1) "On a d'abord comme tout le monde la crise énergétique en ligne de mire. On a eu 2% d'augmentation sur les prix de séjour, donc à la charge des résidents, à partir du 1er octobre, accordés par la collectivité européenne d'Alsace (CEA) mais ce ne sera, de loin, pas suffisant pour absorber les surcoûts. Et pour l'instant rien n'est mis en œuvre concernant un éventuel bouclier tarifaire dans notre secteur".
2) "Il y a le problème de l'inflation. Notre secteur d'activité est fortement affecté, qu'il s'agisse des dispositifs médicaux ou des denrées alimentaires. Tous nos achats sont touchés par ce phénomène d'inflation".
On est face à une crise des vocations qui fait suite à la crise sanitaire.

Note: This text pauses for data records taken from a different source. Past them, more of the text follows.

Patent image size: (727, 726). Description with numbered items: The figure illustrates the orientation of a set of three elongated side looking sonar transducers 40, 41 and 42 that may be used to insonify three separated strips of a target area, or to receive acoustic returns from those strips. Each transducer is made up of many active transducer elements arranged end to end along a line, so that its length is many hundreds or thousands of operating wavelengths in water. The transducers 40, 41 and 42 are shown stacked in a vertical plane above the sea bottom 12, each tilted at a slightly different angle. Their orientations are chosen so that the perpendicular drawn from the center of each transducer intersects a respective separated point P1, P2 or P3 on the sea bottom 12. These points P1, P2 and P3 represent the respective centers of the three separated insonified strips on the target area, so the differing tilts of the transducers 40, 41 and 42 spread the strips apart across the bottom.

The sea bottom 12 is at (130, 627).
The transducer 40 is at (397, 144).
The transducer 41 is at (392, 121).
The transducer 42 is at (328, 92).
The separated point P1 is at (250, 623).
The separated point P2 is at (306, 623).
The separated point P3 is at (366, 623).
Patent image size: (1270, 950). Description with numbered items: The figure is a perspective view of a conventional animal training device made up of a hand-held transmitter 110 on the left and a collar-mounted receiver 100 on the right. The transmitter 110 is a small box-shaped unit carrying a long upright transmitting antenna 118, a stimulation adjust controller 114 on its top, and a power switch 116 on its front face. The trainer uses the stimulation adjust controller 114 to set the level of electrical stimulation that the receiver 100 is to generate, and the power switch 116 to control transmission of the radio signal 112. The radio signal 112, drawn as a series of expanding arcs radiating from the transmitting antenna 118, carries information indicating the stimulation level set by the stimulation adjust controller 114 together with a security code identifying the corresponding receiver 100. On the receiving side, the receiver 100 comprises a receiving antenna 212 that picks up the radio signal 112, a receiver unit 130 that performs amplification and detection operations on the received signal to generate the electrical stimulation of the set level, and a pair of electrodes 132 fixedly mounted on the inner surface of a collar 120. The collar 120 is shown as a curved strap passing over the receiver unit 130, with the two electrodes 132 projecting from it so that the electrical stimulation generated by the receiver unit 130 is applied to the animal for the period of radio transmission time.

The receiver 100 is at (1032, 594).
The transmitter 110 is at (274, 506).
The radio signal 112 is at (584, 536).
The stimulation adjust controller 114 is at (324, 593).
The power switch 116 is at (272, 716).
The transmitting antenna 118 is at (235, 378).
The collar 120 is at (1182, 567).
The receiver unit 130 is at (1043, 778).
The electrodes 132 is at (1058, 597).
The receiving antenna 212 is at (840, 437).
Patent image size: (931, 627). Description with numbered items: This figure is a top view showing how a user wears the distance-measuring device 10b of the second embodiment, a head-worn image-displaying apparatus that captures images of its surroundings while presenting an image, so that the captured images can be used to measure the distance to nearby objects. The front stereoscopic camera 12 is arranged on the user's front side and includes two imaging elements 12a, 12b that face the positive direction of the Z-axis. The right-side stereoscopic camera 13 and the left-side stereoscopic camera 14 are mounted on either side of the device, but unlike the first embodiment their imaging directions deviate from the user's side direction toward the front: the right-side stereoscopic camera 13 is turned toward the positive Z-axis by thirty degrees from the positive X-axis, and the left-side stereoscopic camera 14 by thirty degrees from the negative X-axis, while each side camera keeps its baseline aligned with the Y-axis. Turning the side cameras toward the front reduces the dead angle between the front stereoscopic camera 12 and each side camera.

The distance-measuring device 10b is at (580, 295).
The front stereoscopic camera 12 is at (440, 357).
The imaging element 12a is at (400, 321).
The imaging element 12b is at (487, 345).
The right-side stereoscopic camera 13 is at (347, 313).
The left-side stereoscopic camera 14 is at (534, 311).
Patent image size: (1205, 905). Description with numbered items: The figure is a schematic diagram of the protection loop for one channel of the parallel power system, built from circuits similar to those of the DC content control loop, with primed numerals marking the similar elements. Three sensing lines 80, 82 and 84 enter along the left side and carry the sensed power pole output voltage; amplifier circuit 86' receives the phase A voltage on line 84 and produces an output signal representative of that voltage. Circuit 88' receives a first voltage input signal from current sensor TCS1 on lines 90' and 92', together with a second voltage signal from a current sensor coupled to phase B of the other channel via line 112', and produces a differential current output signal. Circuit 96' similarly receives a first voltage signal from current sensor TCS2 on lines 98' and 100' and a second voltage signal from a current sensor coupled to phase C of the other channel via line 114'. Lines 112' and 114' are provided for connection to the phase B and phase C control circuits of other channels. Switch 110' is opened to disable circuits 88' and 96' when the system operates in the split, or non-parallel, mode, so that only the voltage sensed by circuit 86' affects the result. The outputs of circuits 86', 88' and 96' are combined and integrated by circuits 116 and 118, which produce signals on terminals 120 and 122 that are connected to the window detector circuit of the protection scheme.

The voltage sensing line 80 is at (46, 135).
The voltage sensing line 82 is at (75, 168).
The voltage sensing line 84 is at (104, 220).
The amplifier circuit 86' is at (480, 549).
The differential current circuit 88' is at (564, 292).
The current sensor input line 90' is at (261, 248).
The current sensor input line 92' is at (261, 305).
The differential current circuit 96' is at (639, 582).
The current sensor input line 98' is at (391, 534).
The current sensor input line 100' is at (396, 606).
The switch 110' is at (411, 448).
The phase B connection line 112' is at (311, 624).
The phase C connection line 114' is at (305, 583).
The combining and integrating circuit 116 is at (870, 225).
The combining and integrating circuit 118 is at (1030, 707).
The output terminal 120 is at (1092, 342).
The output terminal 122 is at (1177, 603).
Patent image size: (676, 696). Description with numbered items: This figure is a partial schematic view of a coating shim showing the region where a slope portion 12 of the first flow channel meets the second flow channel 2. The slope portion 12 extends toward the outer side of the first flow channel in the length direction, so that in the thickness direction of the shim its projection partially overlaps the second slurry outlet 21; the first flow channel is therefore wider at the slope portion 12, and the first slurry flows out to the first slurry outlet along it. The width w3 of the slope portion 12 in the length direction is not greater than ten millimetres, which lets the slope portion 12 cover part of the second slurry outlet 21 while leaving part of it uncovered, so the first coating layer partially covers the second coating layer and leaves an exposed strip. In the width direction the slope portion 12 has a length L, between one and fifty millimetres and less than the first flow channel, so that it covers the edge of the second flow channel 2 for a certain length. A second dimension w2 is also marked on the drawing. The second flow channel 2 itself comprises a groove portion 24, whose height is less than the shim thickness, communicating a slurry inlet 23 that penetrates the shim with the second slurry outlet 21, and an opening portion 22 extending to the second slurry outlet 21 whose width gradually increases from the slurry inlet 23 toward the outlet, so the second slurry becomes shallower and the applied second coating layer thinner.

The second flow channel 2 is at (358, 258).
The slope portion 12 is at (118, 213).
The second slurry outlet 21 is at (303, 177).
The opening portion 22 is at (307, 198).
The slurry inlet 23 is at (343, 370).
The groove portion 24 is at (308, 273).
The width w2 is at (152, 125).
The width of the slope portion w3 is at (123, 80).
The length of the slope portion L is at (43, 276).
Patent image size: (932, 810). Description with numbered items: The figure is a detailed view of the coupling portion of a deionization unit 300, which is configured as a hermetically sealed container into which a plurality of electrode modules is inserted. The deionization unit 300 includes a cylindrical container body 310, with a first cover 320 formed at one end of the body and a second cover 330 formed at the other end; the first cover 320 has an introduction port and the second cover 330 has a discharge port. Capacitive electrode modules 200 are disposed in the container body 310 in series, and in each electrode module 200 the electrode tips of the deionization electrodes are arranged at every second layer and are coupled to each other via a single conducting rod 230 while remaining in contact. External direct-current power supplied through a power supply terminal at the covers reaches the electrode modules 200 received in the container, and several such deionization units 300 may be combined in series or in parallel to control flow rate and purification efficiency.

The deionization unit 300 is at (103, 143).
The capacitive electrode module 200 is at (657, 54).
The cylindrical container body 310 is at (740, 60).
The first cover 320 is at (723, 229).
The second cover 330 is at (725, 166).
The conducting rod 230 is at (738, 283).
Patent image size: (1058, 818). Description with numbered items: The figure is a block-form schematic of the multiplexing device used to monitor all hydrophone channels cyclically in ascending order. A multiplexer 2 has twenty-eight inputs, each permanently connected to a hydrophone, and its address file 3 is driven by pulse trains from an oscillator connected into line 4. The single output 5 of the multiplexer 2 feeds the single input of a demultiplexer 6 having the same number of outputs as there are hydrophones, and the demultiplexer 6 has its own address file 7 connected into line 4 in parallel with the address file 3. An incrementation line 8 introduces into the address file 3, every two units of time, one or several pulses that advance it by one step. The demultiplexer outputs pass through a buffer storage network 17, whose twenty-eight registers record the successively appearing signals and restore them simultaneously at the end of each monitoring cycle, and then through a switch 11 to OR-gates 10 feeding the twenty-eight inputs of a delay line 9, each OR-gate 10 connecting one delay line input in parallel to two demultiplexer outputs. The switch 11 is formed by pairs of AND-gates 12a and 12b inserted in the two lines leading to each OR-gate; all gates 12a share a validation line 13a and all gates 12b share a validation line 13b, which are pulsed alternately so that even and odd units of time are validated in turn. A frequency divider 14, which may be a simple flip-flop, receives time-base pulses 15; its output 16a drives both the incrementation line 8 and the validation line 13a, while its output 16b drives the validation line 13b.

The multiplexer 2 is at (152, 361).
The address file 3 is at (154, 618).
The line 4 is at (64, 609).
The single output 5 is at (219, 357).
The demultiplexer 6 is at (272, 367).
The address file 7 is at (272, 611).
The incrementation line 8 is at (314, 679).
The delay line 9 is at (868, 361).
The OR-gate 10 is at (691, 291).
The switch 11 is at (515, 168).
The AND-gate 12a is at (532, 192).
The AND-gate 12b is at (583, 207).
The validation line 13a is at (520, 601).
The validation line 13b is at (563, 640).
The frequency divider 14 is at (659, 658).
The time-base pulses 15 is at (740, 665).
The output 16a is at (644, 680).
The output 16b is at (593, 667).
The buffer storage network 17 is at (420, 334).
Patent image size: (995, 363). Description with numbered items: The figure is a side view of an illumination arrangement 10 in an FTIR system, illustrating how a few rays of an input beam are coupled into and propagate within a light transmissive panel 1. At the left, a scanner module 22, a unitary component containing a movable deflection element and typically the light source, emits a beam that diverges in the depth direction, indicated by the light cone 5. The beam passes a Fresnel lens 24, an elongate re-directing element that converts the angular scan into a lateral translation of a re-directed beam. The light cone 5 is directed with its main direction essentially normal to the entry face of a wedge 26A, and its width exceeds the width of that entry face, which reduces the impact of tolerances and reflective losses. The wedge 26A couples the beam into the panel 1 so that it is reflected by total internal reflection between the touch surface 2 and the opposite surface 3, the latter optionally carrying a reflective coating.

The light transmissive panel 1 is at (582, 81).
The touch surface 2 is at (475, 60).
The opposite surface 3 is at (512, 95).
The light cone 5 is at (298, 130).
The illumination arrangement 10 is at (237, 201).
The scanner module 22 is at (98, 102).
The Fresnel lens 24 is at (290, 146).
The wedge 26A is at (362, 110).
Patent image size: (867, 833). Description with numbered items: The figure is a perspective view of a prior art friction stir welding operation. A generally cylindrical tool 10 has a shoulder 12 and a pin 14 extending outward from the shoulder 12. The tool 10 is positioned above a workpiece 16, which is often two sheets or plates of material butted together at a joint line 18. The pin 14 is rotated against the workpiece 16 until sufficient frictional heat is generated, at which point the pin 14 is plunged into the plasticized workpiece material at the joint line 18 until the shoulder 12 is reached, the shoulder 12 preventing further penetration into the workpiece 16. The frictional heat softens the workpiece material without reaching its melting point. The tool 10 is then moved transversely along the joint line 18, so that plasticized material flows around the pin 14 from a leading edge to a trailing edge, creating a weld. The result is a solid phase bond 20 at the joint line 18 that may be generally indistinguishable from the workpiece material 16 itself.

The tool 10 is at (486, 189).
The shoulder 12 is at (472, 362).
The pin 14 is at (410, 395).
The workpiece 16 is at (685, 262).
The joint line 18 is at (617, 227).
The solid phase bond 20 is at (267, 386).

Virginie Schaible, directrice de l'Ehpad de Bischheim
3) "Et surtout on est face à une crise des vocations qui fait suite à la crise sanitaire. Cette crise se révèle aujourd'hui vraiment ingérable. On ne parvient plus du tout à faire de recrutement. J'ai des postes vacants dans ma structure que je n'arrive pas à pourvoir. Aujourd'hui, pour réussir à tourner sans dégrader la qualité de prestation aux résidents je dois avoir recours à l'intérim. Cela représente une brèche énorme au niveau de mon budget que je ne parviens plus du tout à tenir".
"Si je veux sauver la structure, il faut que je m'interroge sur le moyen de faire des économies et je ne vois pas trop comment je peux faire. Arrêter de recourir à l'intérim ça veut dire fermer des lits".
"En plus en plus de ça, on a créé des inégalités de traitement au niveau des salariés : certains touchent des primes, d'autres n'en touchent pas, la prime grand âge par exemple. C'est vraiment défavorable par rapport à la notion de recrutement".
Quelles sont les solutions envisageables ?
"J'ai trois solutions qui s'imposent à moi aujourd'hui" :
- "Je continue à fonctionner avec la totalité des chambres qui sont occupées et j'arrête de fonctionner avec l'intérim qui me coûte trop cher. Cela veut dire que je demande à mes équipes d'absorber les cinq postes vacants. Donc j’épuise mes équipes et si je les épuise, j'ai des accidents de travail, j'ai des arrêts maladie et j'ai des démissions. Au final, j'accentue les problèmes liés aux ressources humaines".
Il est moins délétère en terme de budget de fermer des lits que d'avoir recours à l'intérim.
Virginie Schaible, directrice de l'Ehpad de Bisccheim
- "Dans le même scénario, avec une occupation pleine des chambres et sans recours à l'intérim, pour ne pas épuiser mes équipes je leur demande de travailler en mode dégradé. Cela veut dire qu'on détruit la qualité des prestations rendues aux résidents. Et là les résidents ne sont pas contents, on est frustré en tant que soignant parce qu'on ne fait pas le job et j'ai les familles sur le dos".
- "Dans le scénario du pire je ferme des lits mais même dans ce cas si j'en ferme 10, ce ne serait pas suffisant pour réussir à me passer des intérims. C'est catastrophique. Il est moins délétère en terme de budget de fermer des lits que d'avoir recours à l'intérim. Cela veut dire aussi que je ne réponds plus du tout à ma mission qui consiste à répondre aux besoins d'une population qui me sollicite avec une liste d'attente très très longue".
"C'est vraiment l'histoire du serpent qui se mord la queue, voilà pourquoi je suis désespérée. La seule solution qui serait plus acceptable que les autres serait de fermer des lits".